Statue in Denver, Colorado, U.S.

The Closing Era is a bronze sculpture of a Native American hunter standing over a dying bison, installed on the East side of the Colorado State Capitol in Denver. The statue was created by Preston Powers, the son of famous sculptor Hiram Powers and "represents the end of the traditional lifestyle of Native Americans in Colorado". It was originally created in 1893 for the World's Columbian Exposition in Chicago and subsequently donated to the state of Colorado and erected on a granite base. The base originated from Cotopaxi in Fremont County, Colorado. Powers commissioned a poem from John Greenleaf Whittier for the base of the statue.

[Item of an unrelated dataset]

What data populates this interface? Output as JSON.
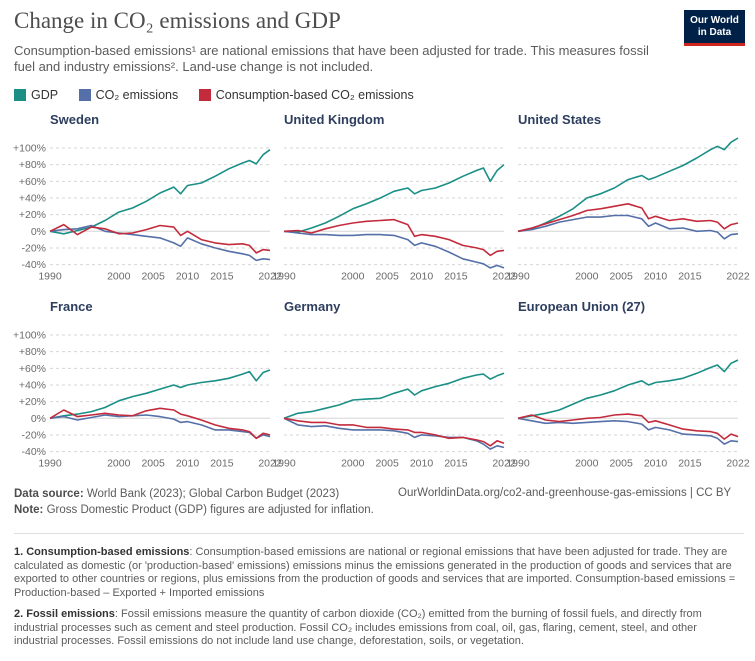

The original idea came from real estate investors who wanted to commission a sandstone statue to lure newcomers to the Perry Park area of Denver. When the idea did not materialize, a group called the "Fortnightly Club" under the leadership of Mrs. E. M. Ashley and Eliza Routt determined the same idea would be a good addition to the Colorado State's exhibit at the 1893 World's Fair Exposition in Chicago. The group commissioned Powers to create the sculpture in bronze instead of sandstone.

== Base poem ==
The poem at the base reads:The mountain eagle from his snow-locked peaks

For the wild hunter and the bison seeks,

In the chang'd world below; and find alone

Their graven semblance, in the eternal stone.

== Vandalism ==
In August, 2015, the bow being held by the Native American was stolen but later recovered. According to police spokeswoman Christine Downs, the bow was "discovered tossed over the District 2 police station fence" on September 2, 2015, which is approximate five miles away.